Back in Omonod Bay, they’d debated their options. The only thing they could all agree on was that they needed to kill the Empress Su Daji—the Vipress, the last of the Trifecta, and the traitor who had sold her nation to the Federation.
But they were nine people—eight, without Kitay—against the most powerful woman in the Empire and the combined forces of the Imperial Militia. They’d had few supplies, only the weapons they carried on their backs and a stolen skimmer so banged up that they spent half their time bailing water out of the lower decks.
So they’d sailed down south, past Snake Province into Rooster territory, tracing the coastline until they reached the port city Ankhiluun. There they had come into the employ of the Pirate Queen Moag.
Rin had never met anyone she respected as much as she did Moag—the Stone Bitch, the Lying Widow, and the ruthless ruler of Ankhiluun. She was a consort-turned-pirate who went from Lady to Queen when she murdered her husband, and she’d been running Ankhiluun as an illegal enclave of foreign trade for years. She’d skirmished with the Trifecta during the Second Poppy War, and she’d been fending off the Empress’s scouts ever since.

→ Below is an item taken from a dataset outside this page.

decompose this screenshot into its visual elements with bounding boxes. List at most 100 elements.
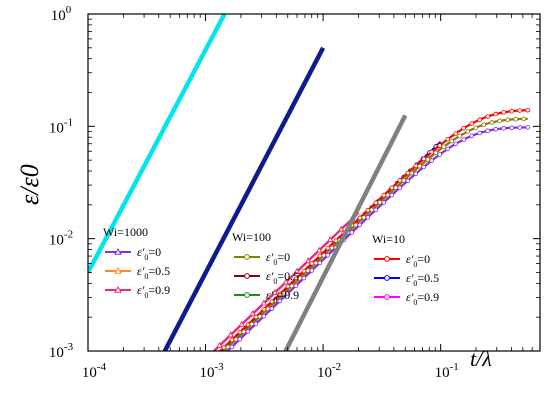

She was more than happy to help the Cike rid her of Daji for good.
In return, she demanded thirty heads. The Cike had returned twenty-nine. Most had been low-level smugglers, captains, and mercenaries. Moag’s primary income stream came from contraband opium imports, and she liked to keep her eye out for opium dealers who didn’t play by her rules—or at least line her pockets.
The thirtieth mark would be harder. Today Rin and the Cike intended to topple Adlaga’s local government.
Moag had been trying to break into the Adlaga market for years. The little coastal city didn’t offer much, but its civilians, many with lingering addictions to opiates since the days of Federation occupation, would gladly spend their life savings on Ankhiluuni imports. Adlaga had held out against Moag’s aggressive opium trade for the past two decades only because of a particularly vigilant city magistrate, Yang Yuanfu, and his administration.